I think you maybe the last one in queue. So, if you have another one, please go ahead.
Let me ask a bit about 1169 events; actually I’ll combine the two. So, what exactly do you expect to present at ESMO then? I mean, are we - what should be the focus there for us?
So, I would say for 1456, the update at ESMO will be really a follow-on to the dose escalation work. That will be too early for us to have much in a way of data on the first lung patients that we would have enroll in the expansion cohort. For 1169, I see that differently because frankly the patients that we’ve been enrolling the last -- from the beginning but in particular the last couple of cohorts are -- look, while maybe more advanced than what we would see in the expansion phase there, they are in effect targeted patients. So, our ability to report, and the importance of paying attention to the efficacy data there will be more meaningful. So, I answered that those efficacy data we’ve seen since ASCO that we’ll update there. I don’t want to leave the impression however that these patients are exactly what we would enroll in the expansion phase for the prostate cancer, not the least of which is the issued that we are not haven’t selected any patients or we haven’t excluded any patients based on the imaging agents. And in fact there are some patients that we’ve enrolled. While every patient has shown some level of PSA activity, there have been some based on the rules that we define that we would have excluded in the expansion phase, not many but some. And so that will further refine and increase our confidence in seeing activity in the expansion phase. But nonetheless, -- we’re in that mode now where both in prostate cancer because -- for the 1169, because we’re in prostate cancer and most of the patients are targeted anyway and because we are now in lung cancer and we’ll select them with our imaging agent, virtually every patient we enroll from here, the efficacy we see is going to be meaningful.

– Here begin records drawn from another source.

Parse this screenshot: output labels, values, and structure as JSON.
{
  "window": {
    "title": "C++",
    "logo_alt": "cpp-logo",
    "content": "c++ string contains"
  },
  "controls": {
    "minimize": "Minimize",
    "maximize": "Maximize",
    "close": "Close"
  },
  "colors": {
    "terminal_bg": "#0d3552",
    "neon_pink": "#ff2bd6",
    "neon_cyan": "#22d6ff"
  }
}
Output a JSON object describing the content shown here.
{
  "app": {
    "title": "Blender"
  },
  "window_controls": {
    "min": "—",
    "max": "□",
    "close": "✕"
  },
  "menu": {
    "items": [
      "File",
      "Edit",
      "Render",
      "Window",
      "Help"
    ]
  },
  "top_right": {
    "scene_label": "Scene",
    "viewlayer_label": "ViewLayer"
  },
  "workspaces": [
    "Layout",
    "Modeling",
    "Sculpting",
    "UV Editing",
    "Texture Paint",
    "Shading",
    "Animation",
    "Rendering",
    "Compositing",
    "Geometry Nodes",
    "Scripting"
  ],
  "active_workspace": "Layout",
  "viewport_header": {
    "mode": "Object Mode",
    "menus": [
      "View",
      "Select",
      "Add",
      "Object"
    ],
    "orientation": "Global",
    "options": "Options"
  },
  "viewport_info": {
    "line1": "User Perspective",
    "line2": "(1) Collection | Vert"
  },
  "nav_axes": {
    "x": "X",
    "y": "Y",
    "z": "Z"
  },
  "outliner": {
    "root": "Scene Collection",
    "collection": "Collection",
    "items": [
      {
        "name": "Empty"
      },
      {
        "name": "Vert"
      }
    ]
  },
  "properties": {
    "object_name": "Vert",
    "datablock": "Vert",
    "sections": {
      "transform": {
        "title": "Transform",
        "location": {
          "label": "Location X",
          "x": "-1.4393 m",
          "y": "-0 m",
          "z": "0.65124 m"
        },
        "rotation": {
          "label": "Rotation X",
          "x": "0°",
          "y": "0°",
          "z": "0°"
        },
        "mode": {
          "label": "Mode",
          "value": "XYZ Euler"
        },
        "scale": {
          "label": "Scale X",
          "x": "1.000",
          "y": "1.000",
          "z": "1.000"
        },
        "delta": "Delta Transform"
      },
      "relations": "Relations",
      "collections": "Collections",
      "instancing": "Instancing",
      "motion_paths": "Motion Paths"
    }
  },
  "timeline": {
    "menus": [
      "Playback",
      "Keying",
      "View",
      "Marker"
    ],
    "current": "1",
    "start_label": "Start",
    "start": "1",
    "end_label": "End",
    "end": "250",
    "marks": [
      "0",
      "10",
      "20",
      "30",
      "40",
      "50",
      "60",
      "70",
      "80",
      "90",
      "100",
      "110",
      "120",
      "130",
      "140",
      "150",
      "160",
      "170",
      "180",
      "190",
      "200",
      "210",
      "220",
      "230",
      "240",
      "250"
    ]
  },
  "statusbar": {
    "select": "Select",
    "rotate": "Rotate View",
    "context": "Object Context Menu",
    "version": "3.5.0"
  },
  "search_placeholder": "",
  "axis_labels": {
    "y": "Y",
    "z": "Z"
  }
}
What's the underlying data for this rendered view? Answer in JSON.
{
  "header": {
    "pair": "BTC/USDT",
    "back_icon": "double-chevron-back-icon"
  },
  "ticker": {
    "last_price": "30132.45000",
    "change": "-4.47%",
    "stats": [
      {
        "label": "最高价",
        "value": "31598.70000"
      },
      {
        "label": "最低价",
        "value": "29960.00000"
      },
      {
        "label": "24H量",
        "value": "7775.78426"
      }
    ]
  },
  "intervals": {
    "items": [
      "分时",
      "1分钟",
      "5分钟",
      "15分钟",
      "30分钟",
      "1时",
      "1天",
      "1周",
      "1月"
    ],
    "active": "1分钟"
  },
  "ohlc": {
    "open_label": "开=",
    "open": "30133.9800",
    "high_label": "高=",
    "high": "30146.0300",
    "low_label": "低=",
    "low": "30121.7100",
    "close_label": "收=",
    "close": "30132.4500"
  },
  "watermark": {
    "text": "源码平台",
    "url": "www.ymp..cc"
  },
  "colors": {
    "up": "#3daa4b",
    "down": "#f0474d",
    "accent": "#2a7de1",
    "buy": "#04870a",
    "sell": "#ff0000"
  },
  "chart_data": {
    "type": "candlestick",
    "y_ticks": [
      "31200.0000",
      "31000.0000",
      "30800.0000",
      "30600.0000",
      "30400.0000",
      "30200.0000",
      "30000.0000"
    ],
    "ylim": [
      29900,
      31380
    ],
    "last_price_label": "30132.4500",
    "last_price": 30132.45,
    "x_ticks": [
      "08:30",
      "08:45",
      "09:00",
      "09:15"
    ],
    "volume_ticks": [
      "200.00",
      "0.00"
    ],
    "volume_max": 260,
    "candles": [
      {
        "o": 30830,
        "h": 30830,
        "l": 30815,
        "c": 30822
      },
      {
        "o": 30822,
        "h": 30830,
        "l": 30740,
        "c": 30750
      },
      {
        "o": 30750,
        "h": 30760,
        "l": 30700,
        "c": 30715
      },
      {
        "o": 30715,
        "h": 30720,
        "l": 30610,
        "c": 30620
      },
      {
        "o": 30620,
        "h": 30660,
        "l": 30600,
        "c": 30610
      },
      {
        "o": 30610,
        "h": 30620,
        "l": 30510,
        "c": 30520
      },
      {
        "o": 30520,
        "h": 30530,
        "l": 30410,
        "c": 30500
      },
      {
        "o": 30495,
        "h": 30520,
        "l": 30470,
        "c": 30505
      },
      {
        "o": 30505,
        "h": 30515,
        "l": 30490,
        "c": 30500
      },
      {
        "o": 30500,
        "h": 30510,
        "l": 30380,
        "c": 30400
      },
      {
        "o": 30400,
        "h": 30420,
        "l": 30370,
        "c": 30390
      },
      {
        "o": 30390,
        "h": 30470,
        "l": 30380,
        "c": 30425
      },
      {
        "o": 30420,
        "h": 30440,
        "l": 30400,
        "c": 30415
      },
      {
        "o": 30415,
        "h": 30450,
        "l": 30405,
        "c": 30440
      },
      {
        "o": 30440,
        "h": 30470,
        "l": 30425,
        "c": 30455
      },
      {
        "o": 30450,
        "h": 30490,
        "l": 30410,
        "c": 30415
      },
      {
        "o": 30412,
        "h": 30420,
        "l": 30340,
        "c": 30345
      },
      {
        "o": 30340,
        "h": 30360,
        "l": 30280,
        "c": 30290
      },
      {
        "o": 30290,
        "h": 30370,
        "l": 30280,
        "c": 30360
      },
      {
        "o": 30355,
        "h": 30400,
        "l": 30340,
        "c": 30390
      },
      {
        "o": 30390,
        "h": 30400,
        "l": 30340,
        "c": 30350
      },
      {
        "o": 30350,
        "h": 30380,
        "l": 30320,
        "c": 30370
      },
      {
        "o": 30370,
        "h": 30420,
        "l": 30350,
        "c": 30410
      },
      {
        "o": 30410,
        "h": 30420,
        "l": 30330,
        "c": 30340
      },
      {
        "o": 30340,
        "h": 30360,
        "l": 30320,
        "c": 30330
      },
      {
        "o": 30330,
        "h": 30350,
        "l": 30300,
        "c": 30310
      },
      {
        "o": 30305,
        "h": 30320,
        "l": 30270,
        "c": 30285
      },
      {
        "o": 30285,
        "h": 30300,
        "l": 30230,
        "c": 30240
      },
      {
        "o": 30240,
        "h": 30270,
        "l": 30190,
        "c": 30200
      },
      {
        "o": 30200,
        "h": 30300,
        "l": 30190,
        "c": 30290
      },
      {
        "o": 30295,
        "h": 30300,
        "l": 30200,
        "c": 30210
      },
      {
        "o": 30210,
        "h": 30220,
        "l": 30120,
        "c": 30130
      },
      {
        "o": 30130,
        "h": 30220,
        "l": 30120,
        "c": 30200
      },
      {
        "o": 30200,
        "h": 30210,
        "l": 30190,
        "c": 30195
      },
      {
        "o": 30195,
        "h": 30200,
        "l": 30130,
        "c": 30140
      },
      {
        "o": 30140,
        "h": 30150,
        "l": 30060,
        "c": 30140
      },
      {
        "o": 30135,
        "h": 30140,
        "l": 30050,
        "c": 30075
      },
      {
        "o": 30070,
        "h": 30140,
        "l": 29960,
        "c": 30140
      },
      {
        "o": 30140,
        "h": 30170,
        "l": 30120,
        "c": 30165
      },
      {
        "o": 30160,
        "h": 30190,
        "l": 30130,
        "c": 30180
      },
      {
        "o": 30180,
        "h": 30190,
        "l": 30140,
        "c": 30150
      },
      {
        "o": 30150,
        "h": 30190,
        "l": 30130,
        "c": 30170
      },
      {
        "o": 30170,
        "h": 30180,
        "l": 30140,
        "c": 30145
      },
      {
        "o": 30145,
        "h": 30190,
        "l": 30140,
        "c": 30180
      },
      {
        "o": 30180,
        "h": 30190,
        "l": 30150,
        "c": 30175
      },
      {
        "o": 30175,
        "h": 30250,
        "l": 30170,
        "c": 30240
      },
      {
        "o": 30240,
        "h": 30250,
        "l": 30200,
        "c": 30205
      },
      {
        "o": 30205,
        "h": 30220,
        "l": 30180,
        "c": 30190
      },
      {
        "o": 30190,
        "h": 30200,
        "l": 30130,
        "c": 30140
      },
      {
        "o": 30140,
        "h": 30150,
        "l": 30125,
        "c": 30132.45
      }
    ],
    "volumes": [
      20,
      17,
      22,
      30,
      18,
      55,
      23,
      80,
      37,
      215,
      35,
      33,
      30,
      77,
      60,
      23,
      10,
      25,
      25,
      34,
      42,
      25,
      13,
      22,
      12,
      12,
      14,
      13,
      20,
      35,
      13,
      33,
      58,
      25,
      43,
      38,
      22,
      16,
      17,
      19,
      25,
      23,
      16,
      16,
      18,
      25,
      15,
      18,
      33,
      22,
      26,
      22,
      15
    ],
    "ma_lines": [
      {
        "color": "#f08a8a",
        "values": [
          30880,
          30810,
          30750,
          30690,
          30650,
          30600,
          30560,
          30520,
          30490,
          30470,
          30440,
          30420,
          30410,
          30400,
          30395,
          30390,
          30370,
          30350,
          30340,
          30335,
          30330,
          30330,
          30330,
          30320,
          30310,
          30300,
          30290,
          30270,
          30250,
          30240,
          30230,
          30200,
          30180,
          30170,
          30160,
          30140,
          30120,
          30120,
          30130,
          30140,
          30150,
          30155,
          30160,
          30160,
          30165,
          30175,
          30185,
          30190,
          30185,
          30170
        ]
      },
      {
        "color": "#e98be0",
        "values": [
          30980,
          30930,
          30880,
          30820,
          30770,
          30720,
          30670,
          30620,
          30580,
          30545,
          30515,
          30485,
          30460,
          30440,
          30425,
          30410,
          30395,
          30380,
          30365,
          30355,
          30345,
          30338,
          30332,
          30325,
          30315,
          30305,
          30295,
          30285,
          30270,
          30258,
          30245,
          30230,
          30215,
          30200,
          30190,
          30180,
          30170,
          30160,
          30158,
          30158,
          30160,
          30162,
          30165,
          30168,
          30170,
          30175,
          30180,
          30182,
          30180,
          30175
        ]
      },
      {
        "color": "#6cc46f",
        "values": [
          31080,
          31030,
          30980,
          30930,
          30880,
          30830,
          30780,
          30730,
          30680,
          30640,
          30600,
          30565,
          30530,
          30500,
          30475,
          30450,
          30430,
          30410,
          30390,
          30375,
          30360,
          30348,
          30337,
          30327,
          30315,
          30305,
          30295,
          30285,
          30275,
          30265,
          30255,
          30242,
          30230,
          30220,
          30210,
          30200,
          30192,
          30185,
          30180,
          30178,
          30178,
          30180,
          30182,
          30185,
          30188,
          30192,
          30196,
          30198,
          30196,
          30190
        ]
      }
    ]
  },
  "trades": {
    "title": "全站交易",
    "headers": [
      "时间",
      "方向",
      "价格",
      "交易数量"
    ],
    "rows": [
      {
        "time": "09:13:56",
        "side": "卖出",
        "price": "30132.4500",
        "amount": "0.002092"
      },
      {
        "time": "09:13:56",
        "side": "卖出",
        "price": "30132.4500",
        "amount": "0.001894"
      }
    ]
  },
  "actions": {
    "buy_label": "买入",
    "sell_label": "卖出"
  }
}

And Mike, when do you expect to provide an update on at least on for the 1456 expansion phase, since you’re starting [Multiple Speakers].
Yes, the first opportunity I think will be at that lung cancer conference in December.
Thank you. And I’m showing no further questions at this time. I would now like to turn the call over to Mr. Mike Sherman for closing remarks.
Yes, thanks again everyone for joining the call. Obviously, we’re excited here at Endocyte, really for the reasons I just highlighted. We’re now in a place where every patient is going to be more in line in terms of the actual efficacy of these agents and as a result, the data that will flow from the studies from here will be more meaningful, and really looking forward to providing updates on that data in the conferences ahead and weeks and months ahead. So, with that thanks again. And have a good evening.
Ladies and gentlemen, thank you for participating in today’s conference. This concludes today’s program. You may all disconnect. Everyone, have a great day.